Until now, ChatGPT was primarily a text-based service. You typed in your query, and the chatbot provided an answer. But OpenAI has decided to take things up a notch. The new version of ChatGPT allows users to interact with the chatbot through voice commands or by uploading images. This feature will be initially available to ChatGPT Plus and Enterprise subscribers and will be rolled out to the general public soon after.

ChatGPT Voice Interaction:

The voice chat feature is designed to be intuitive. Users can tap a button, speak their question, and ChatGPT will convert the speech to text. The chatbot then processes the query, generates an answer, and converts it back to speech. The company’s Whisper model handles the speech-to-text conversion, while a new text-to-speech model generates human-like audio.

Users will have the option to choose from five distinct voice tones, making the interaction even more personalized.
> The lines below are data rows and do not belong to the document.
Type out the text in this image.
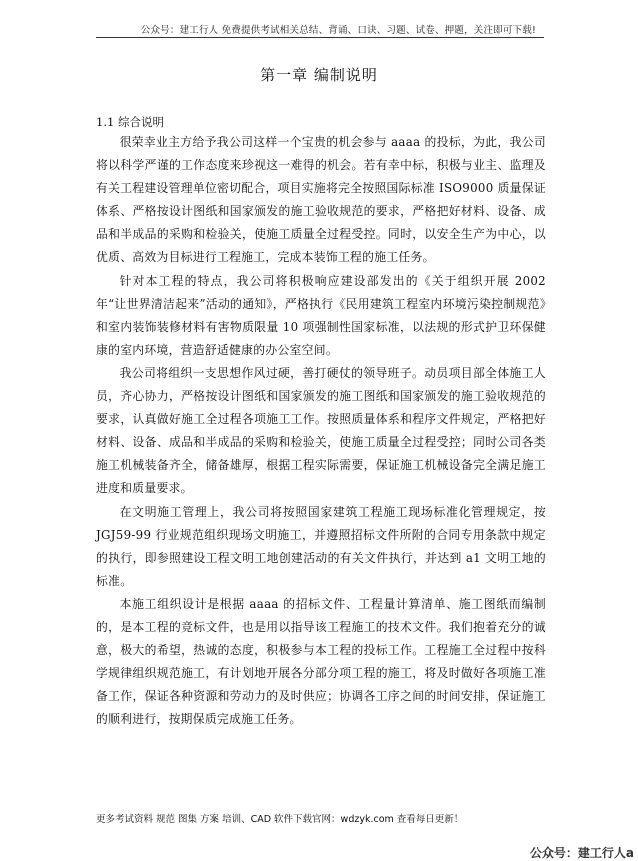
公众号：建工行人 免费提供考试相关总结、背诵、口诀、习题、试卷、押题，关注即可下载!
第一章 编制说明
1.1 综合说明

很荣幸业主方给予我公司这样一个宝贵的机会参与 aaaa 的投标，为此，我公司将以科学严谨的工作态度来珍视这一难得的机会。若有幸中标，积极与业主、监理及有关工程建设管理单位密切配合，项目实施将完全按照国际标准 ISO9000 质量保证体系、严格按设计图纸和国家颁发的施工验收规范的要求，严格把好材料、设备、成品和半成品的采购和检验关，使施工质量全过程受控。同时，以安全生产为中心，以优质、高效为目标进行工程施工，完成本装饰工程的施工任务。

针对本工程的特点，我公司将积极响应建设部发出的《关于组织开展 2002 年“让世界清洁起来”活动的通知》，严格执行《民用建筑工程室内环境污染控制规范》和室内装饰装修材料有害物质限量 10 项强制性国家标准，以法规的形式护卫环保健康的室内环境，营造舒适健康的办公室空间。

我公司将组织一支思想作风过硬，善打硬仗的领导班子。动员项目部全体施工人员，齐心协力，严格按设计图纸和国家颁发的施工图纸和国家颁发的施工验收规范的要求，认真做好施工全过程各项施工工作。按照质量体系和程序文件规定，严格把好材料、设备、成品和半成品的采购和检验关，使施工质量全过程受控；同时公司各类施工机械装备齐全，储备雄厚，根据工程实际需要，保证施工机械设备完全满足施工进度和质量要求。

在文明施工管理上，我公司将按照国家建筑工程施工现场标准化管理规定，按 JGJ59-99 行业规范组织现场文明施工，并遵照招标文件所附的合同专用条款中规定的执行，即参照建设工程文明工地创建活动的有关文件执行，并达到 a1 文明工地的标准。

本施工组织设计是根据 aaaa 的招标文件、工程量计算清单、施工图纸而编制的，是本工程的竞标文件，也是用以指导该工程施工的技术文件。我们抱着充分的诚意，极大的希望，热诚的态度，积极参与本工程的投标工作。工程施工全过程中按科学规律组织规范施工，有计划地开展各分部分项工程的施工，将及时做好各项施工准备工作，保证各种资源和劳动力的及时供应；协调各工序之间的时间安排，保证施工的顺利进行，按期保质完成施工任务。

更多考试资料 规范 图集 方案 培训、CAD 软件下载官网：wdzyk.com 查看每日更新！
公众号：建工行人a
Imagine having a conversation with an AI that not only understands you but also speaks in a tone that you find most comforting.

OpenAI is also collaborating with Spotify to translate podcasts into other languages while retaining the original podcaster’s voice. This shows the immense potential and versatility of ChatGPT’s new voice feature.
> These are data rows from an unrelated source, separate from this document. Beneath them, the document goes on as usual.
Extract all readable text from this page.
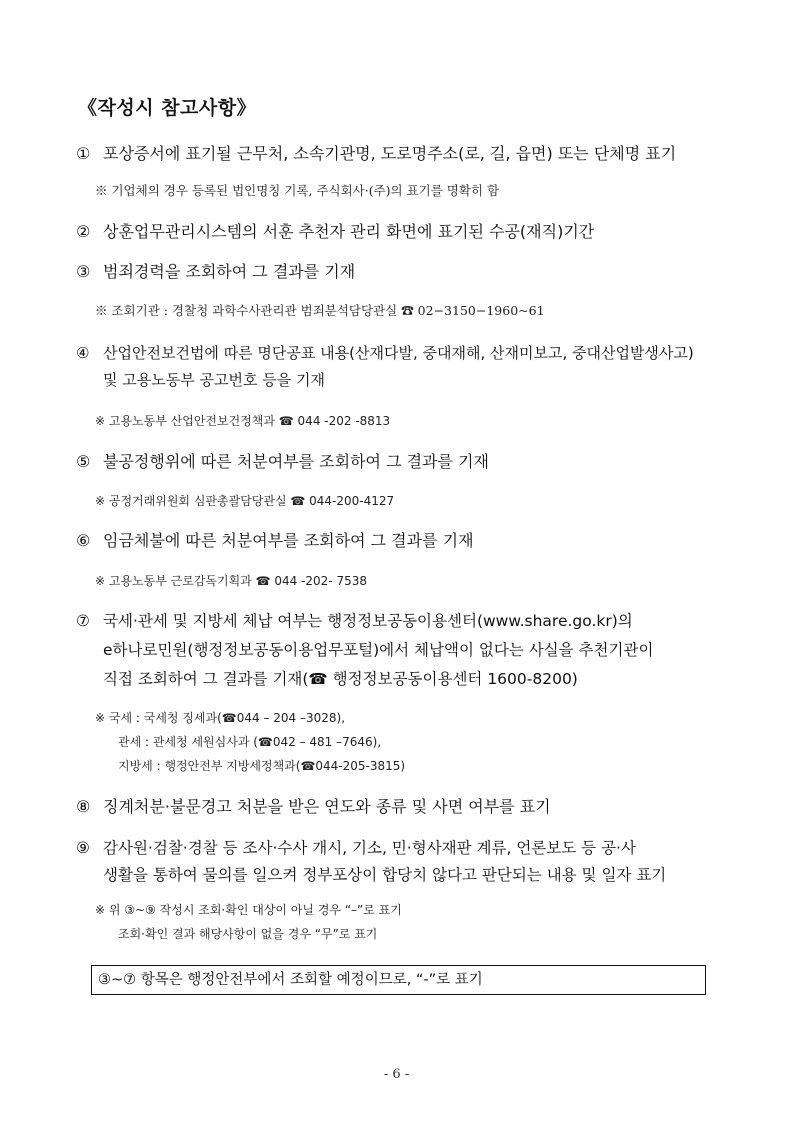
《작성시 참고사항》
① 포상증서에 표기될 근무처, 소속기관명, 도로명주소(로, 길, 읍면) 또는 단체명 표기
※ 기업체의 경우 등록된 법인명칭 기록, 주식회사·(주)의 표기를 명확히 함
② 상훈업무관리시스템의 서훈 추천자 관리 화면에 표기된 수공(재직)기간
③ 범죄경력을 조회하여 그 결과를 기재
※ 조회기관 : 경찰청 과학수사관리관 범죄분석담당관실 ☎ 02−3150−1960~61
④ 산업안전보건법에 따른 명단공표 내용(산재다발, 중대재해, 산재미보고, 중대산업발생사고)
및 고용노동부 공고번호 등을 기재
※ 고용노동부 산업안전보건정책과 ☎ 044 -202 -8813
⑤ 불공정행위에 따른 처분여부를 조회하여 그 결과를 기재
※ 공정거래위원회 심판총괄담당관실 ☎ 044-200-4127
⑥ 임금체불에 따른 처분여부를 조회하여 그 결과를 기재
※ 고용노동부 근로감독기획과 ☎ 044 -202- 7538
⑦ 국세·관세 및 지방세 체납 여부는 행정정보공동이용센터(www.share.go.kr)의
e하나로민원(행정정보공동이용업무포털)에서 체납액이 없다는 사실을 추천기관이
직접 조회하여 그 결과를 기재(☎ 행정정보공동이용센터 1600-8200)
※ 국세 : 국세청 징세과(☎044 – 204 –3028),
관세 : 관세청 세원심사과 (☎042 – 481 –7646),
지방세 : 행정안전부 지방세정책과(☎044-205-3815)
⑧ 징계처분·불문경고 처분을 받은 연도와 종류 및 사면 여부를 표기
⑨ 감사원·검찰·경찰 등 조사·수사 개시, 기소, 민·형사재판 계류, 언론보도 등 공·사
생활을 통하여 물의를 일으켜 정부포상이 합당치 않다고 판단되는 내용 및 일자 표기
※ 위 ③~⑨ 작성시 조회·확인 대상이 아닐 경우 “–”로 표기
조회·확인 결과 해당사항이 없을 경우 “무”로 표기
③~⑦ 항목은 행정안전부에서 조회할 예정이므로, “-”로 표기
- 6 -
OpenAI believes that the improved underlying technology will make ChatGPT’s responses superior to those of existing digital assistants like Alexa or Google Assistant.

ChatGPT Image Search:

The image search functionality is similar to Google Lens. You capture an image of what you’re interested in and upload it to ChatGPT. The AI then employs advanced algorithms to analyze the image and generate a contextual response. For instance, if you upload a photo of a historical monument, ChatGPT won’t just tell you its name; it could provide background information, significance, and even nearby attractions.

What sets ChatGPT’s image search apart is its ability to engage in a back-and-forth dialogue with the user. If the initial answer doesn’t fully address your query, you can easily refine it. You can even use the app’s drawing tool to highlight specific parts of the image or add text-based questions to clarify your intent. This multimodal approach to search offers a more interactive and satisfying user experience.

Ethical Considerations:

While these features offer exciting possibilities, they also present new risks. The ability to generate a synthetic voice from just a few seconds of audio could be misused for impersonating public figures or committing fraud. OpenAI has acknowledged these concerns and stated that the model will be more controlled and limited to specific use cases and partnerships.